Treatment and Disposition

Treatment of hematuria is directed at the cause. Urinary tract infections should be treated with appropriate antibiotics. Nephrolithiasis should be treated with hydration and analgesics. Systemic diseases should be appropriately treated. Outpatient management and referral for follow-up are appropriate in hemodynamically stable patients without an apparently life-threatening cause. Patients who are discharged should have no or minimal symptoms; be able to tolerate oral fluids, antibiotics, and analgesics as indicated; and have no significant comorbid conditions. Patients should not have significant anemia or acute renal insufficiency.

Patients under 40 years of age should be referred to a primary care physician for repeat urinalysis 1 to 2 weeks after treatment. Persistent hematuria warrants urologic evaluation. Stable patients over 40 otherwise fitting the low-risk profile outlined above can also be evaluated as outpatients, but in these cases cancer is higher on the differential diagnosis list, and referral to a urologist for more immediate outpatient workup is indicated.
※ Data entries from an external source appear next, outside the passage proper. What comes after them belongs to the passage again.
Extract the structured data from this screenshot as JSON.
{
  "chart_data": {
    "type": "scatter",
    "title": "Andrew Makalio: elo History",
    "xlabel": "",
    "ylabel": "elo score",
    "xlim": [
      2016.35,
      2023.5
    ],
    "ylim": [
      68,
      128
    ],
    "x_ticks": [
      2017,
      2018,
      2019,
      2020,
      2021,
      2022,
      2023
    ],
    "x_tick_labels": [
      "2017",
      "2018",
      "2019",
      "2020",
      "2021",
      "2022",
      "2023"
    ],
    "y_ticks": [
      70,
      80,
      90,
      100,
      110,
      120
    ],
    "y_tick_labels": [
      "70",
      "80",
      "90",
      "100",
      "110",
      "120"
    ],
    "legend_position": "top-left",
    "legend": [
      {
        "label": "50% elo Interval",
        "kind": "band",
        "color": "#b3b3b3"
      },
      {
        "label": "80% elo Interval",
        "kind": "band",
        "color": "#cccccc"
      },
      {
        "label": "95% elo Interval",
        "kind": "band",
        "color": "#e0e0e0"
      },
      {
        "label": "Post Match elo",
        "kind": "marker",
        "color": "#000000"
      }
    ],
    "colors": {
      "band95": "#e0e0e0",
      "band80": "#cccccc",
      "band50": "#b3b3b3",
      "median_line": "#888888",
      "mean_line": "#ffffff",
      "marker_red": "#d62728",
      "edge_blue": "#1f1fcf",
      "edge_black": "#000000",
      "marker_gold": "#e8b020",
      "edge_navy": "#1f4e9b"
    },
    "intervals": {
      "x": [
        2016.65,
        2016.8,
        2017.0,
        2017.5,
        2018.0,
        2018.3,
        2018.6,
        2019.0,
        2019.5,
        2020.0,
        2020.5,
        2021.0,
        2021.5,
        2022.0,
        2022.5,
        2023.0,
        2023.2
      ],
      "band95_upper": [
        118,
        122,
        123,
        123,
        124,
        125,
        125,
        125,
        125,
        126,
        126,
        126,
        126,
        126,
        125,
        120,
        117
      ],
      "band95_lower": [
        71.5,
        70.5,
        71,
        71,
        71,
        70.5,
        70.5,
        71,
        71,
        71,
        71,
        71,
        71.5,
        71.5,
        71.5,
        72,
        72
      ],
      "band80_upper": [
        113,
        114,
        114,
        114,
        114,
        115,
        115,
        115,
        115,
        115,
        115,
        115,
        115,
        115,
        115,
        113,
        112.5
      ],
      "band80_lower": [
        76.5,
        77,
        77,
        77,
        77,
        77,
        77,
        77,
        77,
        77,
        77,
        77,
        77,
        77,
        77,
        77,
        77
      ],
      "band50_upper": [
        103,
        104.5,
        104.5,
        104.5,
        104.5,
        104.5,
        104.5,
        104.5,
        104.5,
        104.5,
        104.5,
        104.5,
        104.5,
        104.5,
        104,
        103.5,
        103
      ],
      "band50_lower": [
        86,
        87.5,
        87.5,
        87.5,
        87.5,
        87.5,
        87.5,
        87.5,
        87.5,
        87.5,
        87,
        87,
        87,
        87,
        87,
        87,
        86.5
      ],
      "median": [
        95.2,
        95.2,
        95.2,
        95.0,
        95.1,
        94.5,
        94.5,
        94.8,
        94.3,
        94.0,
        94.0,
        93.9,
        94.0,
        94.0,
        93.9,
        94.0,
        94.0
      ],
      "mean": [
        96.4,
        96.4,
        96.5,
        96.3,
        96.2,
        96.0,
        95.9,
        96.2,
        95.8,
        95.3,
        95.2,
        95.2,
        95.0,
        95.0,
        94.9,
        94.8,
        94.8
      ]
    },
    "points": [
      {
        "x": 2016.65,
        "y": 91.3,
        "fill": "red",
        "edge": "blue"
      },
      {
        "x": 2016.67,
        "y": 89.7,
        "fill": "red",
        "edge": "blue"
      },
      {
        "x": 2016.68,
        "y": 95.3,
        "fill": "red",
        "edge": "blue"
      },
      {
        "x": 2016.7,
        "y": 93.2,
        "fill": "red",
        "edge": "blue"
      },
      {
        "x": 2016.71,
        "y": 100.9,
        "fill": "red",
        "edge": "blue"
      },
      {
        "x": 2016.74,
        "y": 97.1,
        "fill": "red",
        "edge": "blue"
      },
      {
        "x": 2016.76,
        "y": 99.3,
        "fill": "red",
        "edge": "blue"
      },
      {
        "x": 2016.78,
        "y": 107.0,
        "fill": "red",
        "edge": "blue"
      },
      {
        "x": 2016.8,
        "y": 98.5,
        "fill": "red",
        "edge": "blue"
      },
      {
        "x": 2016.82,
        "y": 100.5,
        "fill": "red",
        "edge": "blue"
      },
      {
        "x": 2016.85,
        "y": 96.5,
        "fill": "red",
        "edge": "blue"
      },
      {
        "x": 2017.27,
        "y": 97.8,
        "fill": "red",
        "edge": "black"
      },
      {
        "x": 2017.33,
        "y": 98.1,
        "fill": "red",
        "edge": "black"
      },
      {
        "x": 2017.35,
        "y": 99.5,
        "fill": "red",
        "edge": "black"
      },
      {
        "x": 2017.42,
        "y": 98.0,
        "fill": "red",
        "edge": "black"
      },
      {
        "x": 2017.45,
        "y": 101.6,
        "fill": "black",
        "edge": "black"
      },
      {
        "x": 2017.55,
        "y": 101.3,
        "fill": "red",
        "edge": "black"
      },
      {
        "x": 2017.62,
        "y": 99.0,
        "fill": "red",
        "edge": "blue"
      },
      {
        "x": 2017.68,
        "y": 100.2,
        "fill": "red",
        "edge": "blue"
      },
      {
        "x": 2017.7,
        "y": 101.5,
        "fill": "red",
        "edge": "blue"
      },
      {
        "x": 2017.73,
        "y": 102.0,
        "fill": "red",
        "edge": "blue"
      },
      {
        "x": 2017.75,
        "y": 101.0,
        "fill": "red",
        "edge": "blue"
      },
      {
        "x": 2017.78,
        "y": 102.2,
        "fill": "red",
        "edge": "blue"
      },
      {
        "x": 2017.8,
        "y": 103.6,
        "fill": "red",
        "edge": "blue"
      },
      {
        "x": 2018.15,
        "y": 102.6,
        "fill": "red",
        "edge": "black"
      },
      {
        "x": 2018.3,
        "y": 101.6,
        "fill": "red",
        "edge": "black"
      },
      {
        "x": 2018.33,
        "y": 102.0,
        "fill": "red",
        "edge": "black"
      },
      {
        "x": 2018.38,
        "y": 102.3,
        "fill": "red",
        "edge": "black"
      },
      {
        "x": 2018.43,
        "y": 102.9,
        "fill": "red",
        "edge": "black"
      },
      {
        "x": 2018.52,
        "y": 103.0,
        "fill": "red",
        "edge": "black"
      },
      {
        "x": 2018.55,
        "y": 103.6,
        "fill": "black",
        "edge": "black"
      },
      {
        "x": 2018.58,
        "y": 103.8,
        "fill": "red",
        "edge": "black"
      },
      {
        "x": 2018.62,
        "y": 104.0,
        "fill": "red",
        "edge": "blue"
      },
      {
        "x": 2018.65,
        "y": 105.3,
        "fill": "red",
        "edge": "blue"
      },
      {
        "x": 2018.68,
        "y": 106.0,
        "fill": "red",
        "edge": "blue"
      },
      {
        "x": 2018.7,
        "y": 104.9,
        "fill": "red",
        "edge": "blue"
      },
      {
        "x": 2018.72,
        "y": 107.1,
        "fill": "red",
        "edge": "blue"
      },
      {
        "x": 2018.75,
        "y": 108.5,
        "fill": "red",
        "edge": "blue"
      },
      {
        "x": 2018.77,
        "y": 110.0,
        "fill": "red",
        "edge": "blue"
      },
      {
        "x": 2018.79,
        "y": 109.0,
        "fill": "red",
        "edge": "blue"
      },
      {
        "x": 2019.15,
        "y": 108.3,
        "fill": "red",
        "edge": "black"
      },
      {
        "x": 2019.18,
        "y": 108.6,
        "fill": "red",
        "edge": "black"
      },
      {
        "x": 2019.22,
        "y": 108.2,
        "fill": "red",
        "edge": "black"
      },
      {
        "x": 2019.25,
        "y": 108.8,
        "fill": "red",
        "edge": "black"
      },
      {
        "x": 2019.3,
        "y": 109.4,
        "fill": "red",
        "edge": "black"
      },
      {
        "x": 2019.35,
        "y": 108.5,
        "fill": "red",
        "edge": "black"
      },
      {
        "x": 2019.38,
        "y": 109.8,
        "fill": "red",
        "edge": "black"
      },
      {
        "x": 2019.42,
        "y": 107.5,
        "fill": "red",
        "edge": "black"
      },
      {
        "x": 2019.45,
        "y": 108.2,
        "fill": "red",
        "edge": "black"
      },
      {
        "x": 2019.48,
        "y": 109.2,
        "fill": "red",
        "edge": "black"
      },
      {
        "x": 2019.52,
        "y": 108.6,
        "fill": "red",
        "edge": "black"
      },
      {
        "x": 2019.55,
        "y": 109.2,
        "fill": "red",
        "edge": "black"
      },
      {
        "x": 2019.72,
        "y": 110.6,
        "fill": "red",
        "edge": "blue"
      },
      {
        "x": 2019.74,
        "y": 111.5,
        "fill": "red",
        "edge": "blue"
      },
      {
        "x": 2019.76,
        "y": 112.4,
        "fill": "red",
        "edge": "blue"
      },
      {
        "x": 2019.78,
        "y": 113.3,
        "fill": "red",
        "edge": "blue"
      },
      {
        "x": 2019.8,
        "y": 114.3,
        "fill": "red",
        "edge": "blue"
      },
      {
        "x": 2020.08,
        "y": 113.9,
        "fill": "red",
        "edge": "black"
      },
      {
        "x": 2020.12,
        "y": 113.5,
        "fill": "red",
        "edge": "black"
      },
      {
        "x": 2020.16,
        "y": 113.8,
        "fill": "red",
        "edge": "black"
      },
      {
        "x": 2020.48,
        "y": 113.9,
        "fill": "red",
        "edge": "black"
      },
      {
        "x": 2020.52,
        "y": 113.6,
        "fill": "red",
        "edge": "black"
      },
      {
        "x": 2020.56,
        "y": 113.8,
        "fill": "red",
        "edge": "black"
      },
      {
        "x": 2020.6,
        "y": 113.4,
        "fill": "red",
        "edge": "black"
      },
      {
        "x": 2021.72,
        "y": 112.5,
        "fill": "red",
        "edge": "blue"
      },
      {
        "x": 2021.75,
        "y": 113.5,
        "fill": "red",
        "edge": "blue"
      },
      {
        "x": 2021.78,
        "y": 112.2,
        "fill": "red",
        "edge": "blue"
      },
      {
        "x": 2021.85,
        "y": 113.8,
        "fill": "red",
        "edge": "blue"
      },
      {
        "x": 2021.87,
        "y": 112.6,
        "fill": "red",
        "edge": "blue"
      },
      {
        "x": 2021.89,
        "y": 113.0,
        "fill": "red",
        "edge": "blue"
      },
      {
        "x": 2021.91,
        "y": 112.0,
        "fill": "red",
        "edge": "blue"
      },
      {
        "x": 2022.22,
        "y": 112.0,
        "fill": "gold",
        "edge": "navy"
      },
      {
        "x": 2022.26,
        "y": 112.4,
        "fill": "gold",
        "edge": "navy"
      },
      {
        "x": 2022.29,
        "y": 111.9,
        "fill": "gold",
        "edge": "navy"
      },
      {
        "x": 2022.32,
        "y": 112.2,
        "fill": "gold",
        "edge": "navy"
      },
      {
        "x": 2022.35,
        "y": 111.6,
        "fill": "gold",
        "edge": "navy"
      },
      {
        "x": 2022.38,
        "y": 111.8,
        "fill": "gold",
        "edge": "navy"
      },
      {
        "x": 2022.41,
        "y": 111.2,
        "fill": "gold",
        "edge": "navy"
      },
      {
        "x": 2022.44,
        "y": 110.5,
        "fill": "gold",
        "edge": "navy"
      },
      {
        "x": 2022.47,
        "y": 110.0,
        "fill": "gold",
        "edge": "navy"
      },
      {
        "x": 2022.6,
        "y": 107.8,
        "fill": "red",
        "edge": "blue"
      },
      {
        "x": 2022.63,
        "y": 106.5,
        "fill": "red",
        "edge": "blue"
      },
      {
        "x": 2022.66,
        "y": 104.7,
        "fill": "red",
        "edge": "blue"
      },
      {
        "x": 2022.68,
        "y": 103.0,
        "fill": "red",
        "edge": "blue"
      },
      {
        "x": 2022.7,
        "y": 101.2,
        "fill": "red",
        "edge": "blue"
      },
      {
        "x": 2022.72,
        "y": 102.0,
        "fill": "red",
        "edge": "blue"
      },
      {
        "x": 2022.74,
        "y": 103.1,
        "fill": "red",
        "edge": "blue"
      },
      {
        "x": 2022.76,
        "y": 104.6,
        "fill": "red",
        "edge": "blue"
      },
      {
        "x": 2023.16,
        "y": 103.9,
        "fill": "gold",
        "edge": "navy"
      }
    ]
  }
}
Children should have pediatric consultation or referral. HIV-positive patients with asymptomatic microscopic hematuria who have a benign urologic history and normal renal function can be safely referred for outpatient follow-up and repeat urinalysis.

Patients with intractable pain, intolerance of oral fluids and medications, significant comorbid illness, evidence of hemodynamic instability, or possibly life-threatening causes of hematuria should be admitted. Patients with suspected or newly diagnosed glomerulonephritis are at high risk of developing complications, such as pulmonary edema, volume overload, azotemia, or hypertensive emergency, and should be admitted with immediate consultation. In pregnant women, hematuria can accompany preeclampsia, pyelonephritis, or obstructing nephrolithiasis, and consultation and admission are indicated.